The most plausible explanation is that the blobs Fassbinder saw in 2003 that he said might be the tomb turned out to be nothing. Magnetometry and ground penetrating radar can be very difficult to interpret. You see it a lot on time team. It can tell you where to dig sometimes but just as often tells you to dig in the wrong place. Could've been a tomb they saw in the river bed or could've been a patch with a different type of sediment.
Archaeology is going on in the middle east all the time but the discoveries just aren't very sexy.

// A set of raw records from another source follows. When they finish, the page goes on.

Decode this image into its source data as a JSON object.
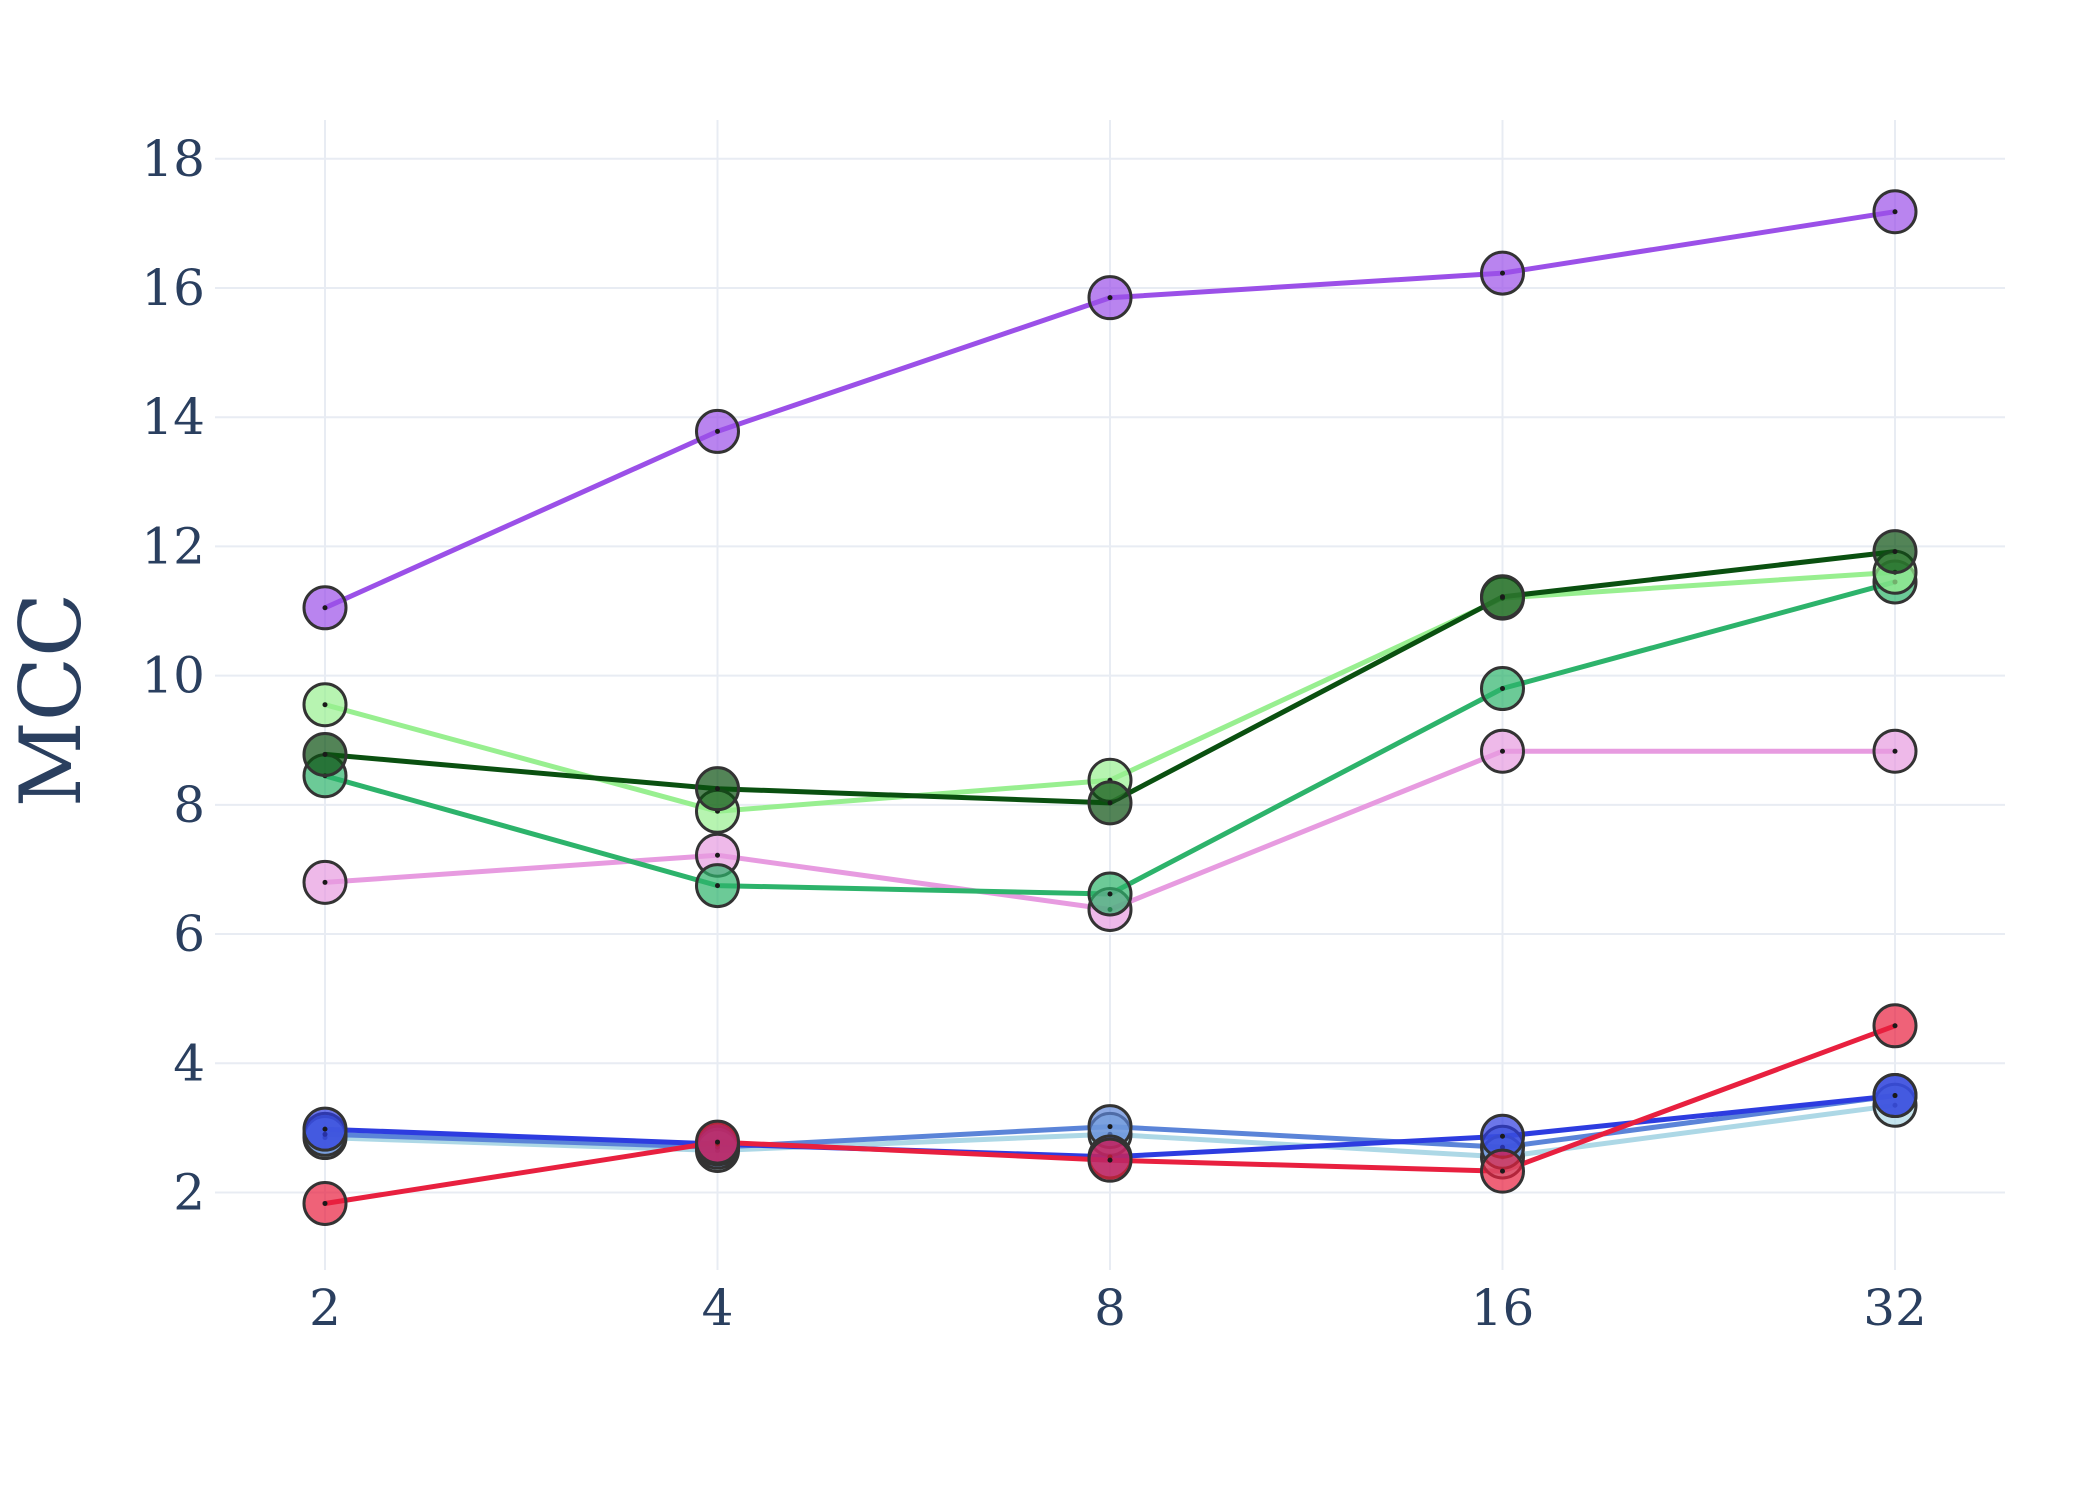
{
  "chart_data": {
    "type": "line",
    "title": "",
    "xlabel": "",
    "ylabel": "MCC",
    "x_scale": "log2",
    "x": [
      2,
      4,
      8,
      16,
      32
    ],
    "x_ticks": [
      "2",
      "4",
      "8",
      "16",
      "32"
    ],
    "y_ticks": [
      2,
      4,
      6,
      8,
      10,
      12,
      14,
      16,
      18
    ],
    "ylim": [
      0.8,
      18.6
    ],
    "grid": true,
    "legend": "none",
    "series": [
      {
        "color": "#9b50e8",
        "values": [
          11.05,
          13.78,
          15.85,
          16.23,
          17.18
        ]
      },
      {
        "color": "#e79be0",
        "values": [
          6.8,
          7.22,
          6.38,
          8.83,
          8.83
        ]
      },
      {
        "color": "#2db36b",
        "values": [
          8.45,
          6.75,
          6.62,
          9.8,
          11.45
        ]
      },
      {
        "color": "#98ef90",
        "values": [
          9.55,
          7.9,
          8.38,
          11.2,
          11.6
        ]
      },
      {
        "color": "#0a5010",
        "values": [
          8.78,
          8.25,
          8.03,
          11.22,
          11.92
        ]
      },
      {
        "color": "#add8e6",
        "values": [
          2.85,
          2.65,
          2.9,
          2.55,
          3.35
        ]
      },
      {
        "color": "#5b84d8",
        "values": [
          2.9,
          2.7,
          3.02,
          2.7,
          3.5
        ]
      },
      {
        "color": "#2d3ce0",
        "values": [
          2.98,
          2.75,
          2.55,
          2.87,
          3.5
        ]
      },
      {
        "color": "#e8203f",
        "values": [
          1.83,
          2.78,
          2.5,
          2.33,
          4.58
        ]
      }
    ]
  }
}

This is what wikipedia says:
Media interest was excited in 2003 by a report that the German Archaeological Institute team had discovered something that might be the tomb of the legendary king Gilgamesh. The Sumerian poem The Death of Gilgamesh describes how the River Euphrates parted after Gilgamesh died and he was buried underneath it, before the river was restored to its course. The Euphrates has changed its course since the time when Gilgamesh is supposed to have lived, and the route it followed then is now dry. In an interview, Fassbinder was careful to state that they had no solid proof and that the structure had not been excavated and they would not know unless it was, but said that magnetometric scans had revealed buried structures in the former bed of the Euphrates that matched the description in the poem. He commented that other scans of that part of the site so far were a surprisingly good match for Sumerian descriptions of Uruk as it was in Gilgamesh's day, making the theory that the poem was also right about the tomb more plausible.
The invasion of Iraq happened shortly after the announcement. The site at Uruk escaped looting during the war, and further investigations have been done there since then, but there has been no further public comment on the possible tomb. When asked about it by an independent researcher, Fassbinder was reticent, saying only that the media coverage had been exaggerated and that he had only said that it might be the tomb of Gilgamesh.